Quali parole chiave hanno accompagnato questo lavoro? «La relazione empatica. Ogni situazione è differente, ma il rispetto per i soggetti fotografati è un fattore che accompagna tutte le mie fotografie, dalle breaking news ai reportage d’approfondimento. Per realizzare immagini e colpire il lettore serve vicinanza emotiva. Tutte le persone incontrate hanno dimostrato coraggio e interesse nel mettersi in gioco per un bene collettivo: mostrare al mondo i rischi e i pericoli di questo virus. Ho passato molto tempo a parlare con le famiglie spiegando nel dettaglio di cosa trattasse il mio lavoro e come intendevo procedere. Si entra negli spazi privati, nell’intimità della gente e si deve rispettare la loro privacy. Terminato il lavoro di documentazione, facevo firmare una liberatoria».
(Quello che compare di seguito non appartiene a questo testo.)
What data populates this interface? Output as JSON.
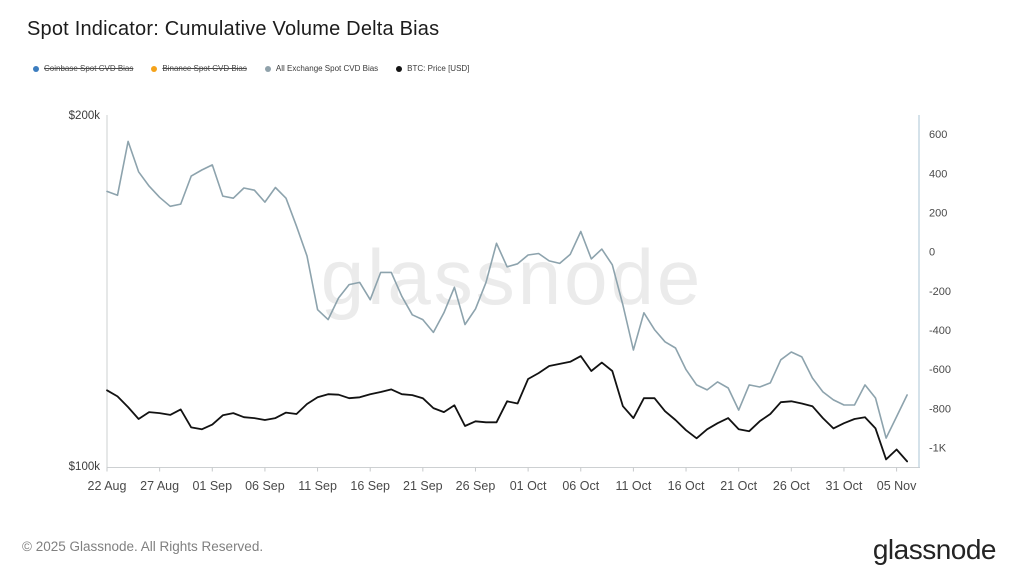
{
  "header": {
    "title": "Spot Indicator: Cumulative Volume Delta Bias"
  },
  "legend": {
    "items": [
      {
        "label": "Coinbase Spot CVD Bias",
        "color": "#3c7dbf",
        "disabled": true
      },
      {
        "label": "Binance Spot CVD Bias",
        "color": "#f5a31a",
        "disabled": true
      },
      {
        "label": "All Exchange Spot CVD Bias",
        "color": "#90a2ab",
        "disabled": false
      },
      {
        "label": "BTC: Price [USD]",
        "color": "#141414",
        "disabled": false
      }
    ]
  },
  "watermark": "glassnode",
  "footer": {
    "copyright": "© 2025 Glassnode. All Rights Reserved.",
    "logo": "glassnode"
  },
  "chart_data": {
    "type": "line",
    "title": "Spot Indicator: Cumulative Volume Delta Bias",
    "grid": false,
    "legend_position": "top-left",
    "x_tick_labels": [
      "22 Aug",
      "27 Aug",
      "01 Sep",
      "06 Sep",
      "11 Sep",
      "16 Sep",
      "21 Sep",
      "26 Sep",
      "01 Oct",
      "06 Oct",
      "11 Oct",
      "16 Oct",
      "21 Oct",
      "26 Oct",
      "31 Oct",
      "05 Nov"
    ],
    "left_axis": {
      "scale": "log",
      "unit": "USD",
      "label_top": "$200k",
      "label_bottom": "$100k",
      "range": [
        100000,
        200000
      ]
    },
    "right_axis": {
      "ticks": [
        "600",
        "400",
        "200",
        "0",
        "-200",
        "-400",
        "-600",
        "-800",
        "-1K"
      ],
      "tick_values": [
        600,
        400,
        200,
        0,
        -200,
        -400,
        -600,
        -800,
        -1000
      ],
      "range": [
        -1100,
        700
      ]
    },
    "dates": [
      "22 Aug",
      "23 Aug",
      "24 Aug",
      "25 Aug",
      "26 Aug",
      "27 Aug",
      "28 Aug",
      "29 Aug",
      "30 Aug",
      "31 Aug",
      "01 Sep",
      "02 Sep",
      "03 Sep",
      "04 Sep",
      "05 Sep",
      "06 Sep",
      "07 Sep",
      "08 Sep",
      "09 Sep",
      "10 Sep",
      "11 Sep",
      "12 Sep",
      "13 Sep",
      "14 Sep",
      "15 Sep",
      "16 Sep",
      "17 Sep",
      "18 Sep",
      "19 Sep",
      "20 Sep",
      "21 Sep",
      "22 Sep",
      "23 Sep",
      "24 Sep",
      "25 Sep",
      "26 Sep",
      "27 Sep",
      "28 Sep",
      "29 Sep",
      "30 Sep",
      "01 Oct",
      "02 Oct",
      "03 Oct",
      "04 Oct",
      "05 Oct",
      "06 Oct",
      "07 Oct",
      "08 Oct",
      "09 Oct",
      "10 Oct",
      "11 Oct",
      "12 Oct",
      "13 Oct",
      "14 Oct",
      "15 Oct",
      "16 Oct",
      "17 Oct",
      "18 Oct",
      "19 Oct",
      "20 Oct",
      "21 Oct",
      "22 Oct",
      "23 Oct",
      "24 Oct",
      "25 Oct",
      "26 Oct",
      "27 Oct",
      "28 Oct",
      "29 Oct",
      "30 Oct",
      "31 Oct",
      "01 Nov",
      "02 Nov",
      "03 Nov",
      "04 Nov",
      "05 Nov",
      "06 Nov"
    ],
    "series": [
      {
        "id": "coinbase_cvd",
        "name": "Coinbase Spot CVD Bias",
        "color": "#3c7dbf",
        "axis": "right",
        "visible": false,
        "values": null
      },
      {
        "id": "binance_cvd",
        "name": "Binance Spot CVD Bias",
        "color": "#f5a31a",
        "axis": "right",
        "visible": false,
        "values": null
      },
      {
        "id": "all_exchange_cvd",
        "name": "All Exchange Spot CVD Bias",
        "color": "#8da3ad",
        "axis": "right",
        "visible": true,
        "values": [
          310,
          290,
          565,
          410,
          337,
          280,
          234,
          245,
          388,
          419,
          445,
          286,
          275,
          327,
          316,
          255,
          330,
          275,
          132,
          -20,
          -294,
          -345,
          -234,
          -166,
          -155,
          -243,
          -104,
          -104,
          -226,
          -320,
          -345,
          -410,
          -310,
          -180,
          -370,
          -290,
          -155,
          45,
          -75,
          -60,
          -15,
          -7,
          -45,
          -58,
          -12,
          105,
          -35,
          15,
          -65,
          -270,
          -500,
          -310,
          -396,
          -458,
          -490,
          -600,
          -678,
          -704,
          -663,
          -694,
          -807,
          -678,
          -689,
          -668,
          -550,
          -510,
          -535,
          -643,
          -714,
          -755,
          -781,
          -781,
          -678,
          -745,
          -950,
          -840,
          -730
        ]
      },
      {
        "id": "btc_price",
        "name": "BTC: Price [USD]",
        "color": "#121212",
        "axis": "left",
        "visible": true,
        "unit": "k USD",
        "values": [
          116.4,
          115.0,
          112.6,
          110.0,
          111.5,
          111.3,
          110.9,
          112.1,
          108.2,
          107.8,
          108.8,
          110.8,
          111.3,
          110.4,
          110.2,
          109.8,
          110.2,
          111.4,
          111.1,
          113.3,
          114.8,
          115.5,
          115.4,
          114.6,
          114.8,
          115.5,
          116.0,
          116.6,
          115.5,
          115.3,
          114.6,
          112.4,
          111.5,
          113.0,
          108.5,
          109.5,
          109.3,
          109.3,
          113.9,
          113.4,
          119.0,
          120.4,
          122.1,
          122.6,
          123.1,
          124.5,
          120.9,
          122.9,
          120.9,
          112.8,
          110.2,
          114.6,
          114.6,
          111.7,
          109.8,
          107.6,
          105.9,
          107.8,
          109.1,
          110.2,
          107.8,
          107.4,
          109.5,
          111.1,
          113.7,
          113.9,
          113.4,
          112.8,
          110.2,
          108.0,
          109.1,
          110.0,
          110.4,
          108.0,
          101.6,
          103.6,
          101.2
        ]
      }
    ]
  }
}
Nelle stesse settimane in cui hai lavorato a questo progetto sei stato insignito del secondo premio nella categoria General News, Stories della 63esima edizione del World Press Photo. «Si tratta di un lavoro che ho sviluppato in Cile negli ultimi mesi del 2019. Nell’ultimo anno e mezzo sono stato in Messico, in Brasile e ho viaggiato molto nella zona dell’America Centrale. Il lavoro premiato riguarda gli scontri in Piazza Santiago e la lotta contro il sistema neoliberale, contro la Costituzione vigente – è ancora quella di Pinochet – e le privatizzazioni. Questo, negli anni, ha creato moltissime diseguaglianze di classe, scoppiate in una rivolta. Ho cercato di documentare la storia non solo da un punto di vista mediatico di news, ma cercando di portare alla luce le ragioni di questa rivoluzione in atto».

Fabio Bucciarelli

Fabio è un fotografo, giorna- lista e autore italiano riconosciuto internazionalmente per i suoi lavori nelle zone di conflitto e sulle conseguenze umanitarie delle guerre. Negli ultimi dieci anni ha documentato gli eventi centrali della storia contemporanea in Medio Oriente, Africa, Europa e in Centro e Sud America. I suoi reportage sono stati insigniti dei più importanti premi internazionali fra i quali la Robert Capa Gold Medal, il World Press Photo, il Picture of the Year, il Prix Bayeux- Calvados for War Correspondents e il Sony International Photography Award. Il suo libro The Dream(FotoEvidence, New York, 2016) è stato scelto fra i migliori fotolibri dell’anno dal Time Magazine. Oggi Bucciarelli lavora per l’editoria internazionale e come direttore artistico per musei e istituzioni italiani. Le sue fotografie sono esposte in gallerie e fiere d’arte in tutto il mondo.